Lanling wine, brewed with tulips, is in a glittering jade bowl, shining with amber beauty. As long as the host can make the guests drink heartily, the guests can't tell where their hometown is and where they are from.
Original poem:
Lanling wine tulips, jade bowls filled with amber light.
But I got the host drunk and didn't know where it was.
Author: Tang Libai
Poetry appreciation
In the 28th year of Kaiyuan (740), Li Bai traveled to the eastern foothills in spring and entered Beijing in autumn two years later. During this time, poets are wandering in the east foot. This poem is this time. Lanling, an ancient county name, returned to Chu during the Warring States Period and is located in Lanling Town, southwest of Cangshan County, Shandong Province.

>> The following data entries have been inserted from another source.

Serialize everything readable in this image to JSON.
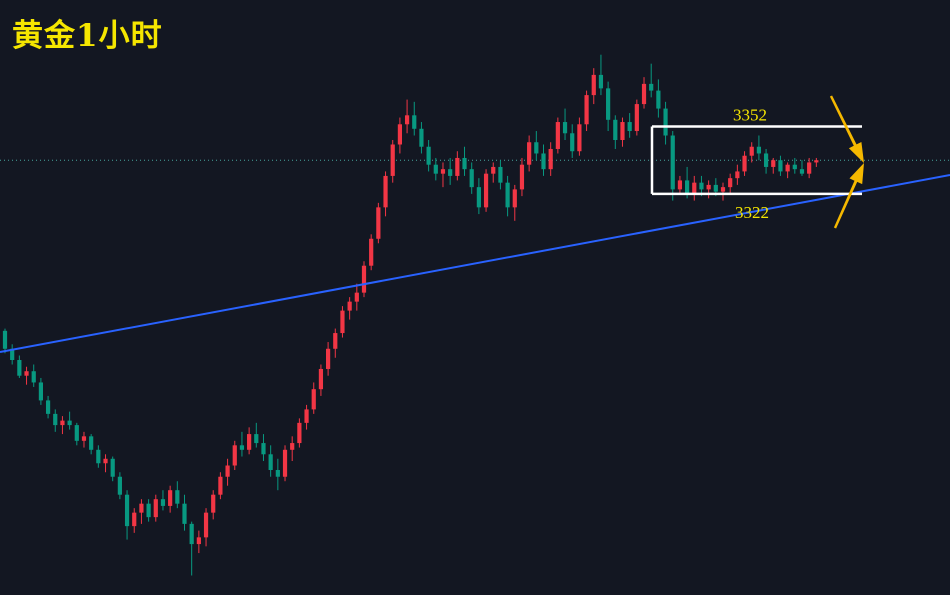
{
  "chart_data": {
    "type": "candlestick",
    "title": "黄金1小时",
    "range": {
      "upper": 3352,
      "lower": 3322,
      "upper_label": "3352",
      "lower_label": "3322"
    },
    "candle_ohlc": [
      [
        3261,
        3262,
        3251,
        3253
      ],
      [
        3253,
        3255,
        3246,
        3248
      ],
      [
        3248,
        3250,
        3240,
        3241
      ],
      [
        3241,
        3245,
        3237,
        3243
      ],
      [
        3243,
        3246,
        3236,
        3238
      ],
      [
        3238,
        3240,
        3228,
        3230
      ],
      [
        3230,
        3232,
        3222,
        3224
      ],
      [
        3224,
        3226,
        3216,
        3219
      ],
      [
        3219,
        3223,
        3215,
        3221
      ],
      [
        3221,
        3225,
        3217,
        3219
      ],
      [
        3219,
        3220,
        3210,
        3212
      ],
      [
        3212,
        3216,
        3209,
        3214
      ],
      [
        3214,
        3215,
        3206,
        3208
      ],
      [
        3208,
        3210,
        3200,
        3202
      ],
      [
        3202,
        3206,
        3198,
        3204
      ],
      [
        3204,
        3205,
        3194,
        3196
      ],
      [
        3196,
        3198,
        3186,
        3188
      ],
      [
        3188,
        3190,
        3168,
        3174
      ],
      [
        3174,
        3182,
        3171,
        3180
      ],
      [
        3180,
        3186,
        3175,
        3184
      ],
      [
        3184,
        3186,
        3176,
        3178
      ],
      [
        3178,
        3188,
        3176,
        3186
      ],
      [
        3186,
        3190,
        3181,
        3183
      ],
      [
        3183,
        3192,
        3180,
        3190
      ],
      [
        3190,
        3194,
        3182,
        3184
      ],
      [
        3184,
        3188,
        3172,
        3175
      ],
      [
        3175,
        3176,
        3152,
        3166
      ],
      [
        3166,
        3172,
        3162,
        3169
      ],
      [
        3169,
        3182,
        3165,
        3180
      ],
      [
        3180,
        3190,
        3177,
        3188
      ],
      [
        3188,
        3198,
        3186,
        3196
      ],
      [
        3196,
        3204,
        3192,
        3201
      ],
      [
        3201,
        3212,
        3199,
        3210
      ],
      [
        3210,
        3216,
        3205,
        3208
      ],
      [
        3208,
        3218,
        3206,
        3215
      ],
      [
        3215,
        3220,
        3209,
        3211
      ],
      [
        3211,
        3215,
        3203,
        3206
      ],
      [
        3206,
        3210,
        3196,
        3199
      ],
      [
        3199,
        3204,
        3190,
        3196
      ],
      [
        3196,
        3210,
        3194,
        3208
      ],
      [
        3208,
        3214,
        3203,
        3211
      ],
      [
        3211,
        3222,
        3209,
        3220
      ],
      [
        3220,
        3228,
        3217,
        3226
      ],
      [
        3226,
        3238,
        3224,
        3235
      ],
      [
        3235,
        3246,
        3232,
        3244
      ],
      [
        3244,
        3256,
        3241,
        3253
      ],
      [
        3253,
        3262,
        3249,
        3260
      ],
      [
        3260,
        3272,
        3258,
        3270
      ],
      [
        3270,
        3276,
        3266,
        3274
      ],
      [
        3274,
        3282,
        3270,
        3278
      ],
      [
        3278,
        3292,
        3276,
        3290
      ],
      [
        3290,
        3304,
        3288,
        3302
      ],
      [
        3302,
        3318,
        3300,
        3316
      ],
      [
        3316,
        3332,
        3312,
        3330
      ],
      [
        3330,
        3346,
        3327,
        3344
      ],
      [
        3344,
        3356,
        3340,
        3353
      ],
      [
        3353,
        3364,
        3349,
        3357
      ],
      [
        3357,
        3363,
        3348,
        3351
      ],
      [
        3351,
        3354,
        3340,
        3343
      ],
      [
        3343,
        3346,
        3332,
        3335
      ],
      [
        3335,
        3338,
        3328,
        3331
      ],
      [
        3331,
        3336,
        3325,
        3333
      ],
      [
        3333,
        3338,
        3326,
        3330
      ],
      [
        3330,
        3341,
        3328,
        3338
      ],
      [
        3338,
        3343,
        3330,
        3333
      ],
      [
        3333,
        3336,
        3322,
        3325
      ],
      [
        3325,
        3329,
        3313,
        3316
      ],
      [
        3316,
        3333,
        3314,
        3331
      ],
      [
        3331,
        3336,
        3327,
        3334
      ],
      [
        3334,
        3337,
        3324,
        3327
      ],
      [
        3327,
        3330,
        3312,
        3316
      ],
      [
        3316,
        3326,
        3310,
        3324
      ],
      [
        3324,
        3338,
        3321,
        3335
      ],
      [
        3335,
        3348,
        3332,
        3345
      ],
      [
        3345,
        3350,
        3337,
        3340
      ],
      [
        3340,
        3344,
        3330,
        3333
      ],
      [
        3333,
        3345,
        3330,
        3342
      ],
      [
        3342,
        3356,
        3340,
        3354
      ],
      [
        3354,
        3360,
        3346,
        3349
      ],
      [
        3349,
        3353,
        3338,
        3341
      ],
      [
        3341,
        3356,
        3339,
        3353
      ],
      [
        3353,
        3368,
        3350,
        3366
      ],
      [
        3366,
        3378,
        3362,
        3375
      ],
      [
        3375,
        3384,
        3366,
        3369
      ],
      [
        3369,
        3372,
        3350,
        3355
      ],
      [
        3355,
        3357,
        3342,
        3346
      ],
      [
        3346,
        3356,
        3343,
        3354
      ],
      [
        3354,
        3358,
        3347,
        3350
      ],
      [
        3350,
        3364,
        3348,
        3362
      ],
      [
        3362,
        3374,
        3360,
        3371
      ],
      [
        3371,
        3380,
        3365,
        3368
      ],
      [
        3368,
        3373,
        3356,
        3360
      ],
      [
        3360,
        3363,
        3344,
        3348
      ],
      [
        3348,
        3350,
        3319,
        3324
      ],
      [
        3324,
        3330,
        3322,
        3328
      ],
      [
        3328,
        3334,
        3320,
        3322
      ],
      [
        3322,
        3330,
        3319,
        3327
      ],
      [
        3327,
        3330,
        3321,
        3324
      ],
      [
        3324,
        3328,
        3320,
        3326
      ],
      [
        3326,
        3329,
        3321,
        3323
      ],
      [
        3323,
        3327,
        3319,
        3325
      ],
      [
        3325,
        3331,
        3322,
        3329
      ],
      [
        3329,
        3335,
        3326,
        3332
      ],
      [
        3332,
        3341,
        3330,
        3339
      ],
      [
        3339,
        3345,
        3336,
        3343
      ],
      [
        3343,
        3348,
        3337,
        3340
      ],
      [
        3340,
        3342,
        3331,
        3334
      ],
      [
        3334,
        3338,
        3331,
        3337
      ],
      [
        3337,
        3339,
        3330,
        3332
      ],
      [
        3332,
        3336,
        3329,
        3335
      ],
      [
        3335,
        3338,
        3331,
        3333
      ],
      [
        3333,
        3337,
        3330,
        3331
      ],
      [
        3331,
        3338,
        3329,
        3336
      ],
      [
        3336,
        3338,
        3334,
        3337
      ]
    ],
    "x_range": [
      0,
      113
    ],
    "y_range": [
      3150,
      3395
    ],
    "colors": {
      "background": "#131722",
      "up": "#f23645",
      "down": "#089981",
      "trendline": "#2962ff",
      "range_lines": "#ffffff",
      "range_labels": "#f5e600",
      "arrows": "#f5b800",
      "title": "#f5e600",
      "price_line": "#4db6ac"
    }
  }
}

The first two sentences of this poem are about the beauty of wine. Tulip, the original name of vanilla. This herb is used to make wine, so the wine is called tulip. This wine is in a jade bowl and has an amber luster.
"Amber", a fossil of coniferous resin, is yellowish brown or reddish brown. When writing wine, I used my mother tongue, but I felt that the words were gorgeous and flashing. "Tulip", "Jade Bowl" and "Amber" are combined into a magnificent work. Its color, fragrance and taste can be seen, touched and smelled. This is because the image itself has a kind of tension, which tempts and attracts people, forming a strong alcohol smell that seems to be intertwined, without realizing that wine is not intoxicating.
The third sentence "can make guests drunk" means "good wine", but the qualifier "but make the host drunk" is added in front of it, saying that as long as the host can make the guests drunk, then "I don't know where the other place is". I had no idea when I was in a "foreign land". The implication is that I suddenly returned to my hometown. The last sentence, pretending to be broad-minded, is based on assumptions ("but be the master"), so it is more and more thoughtful.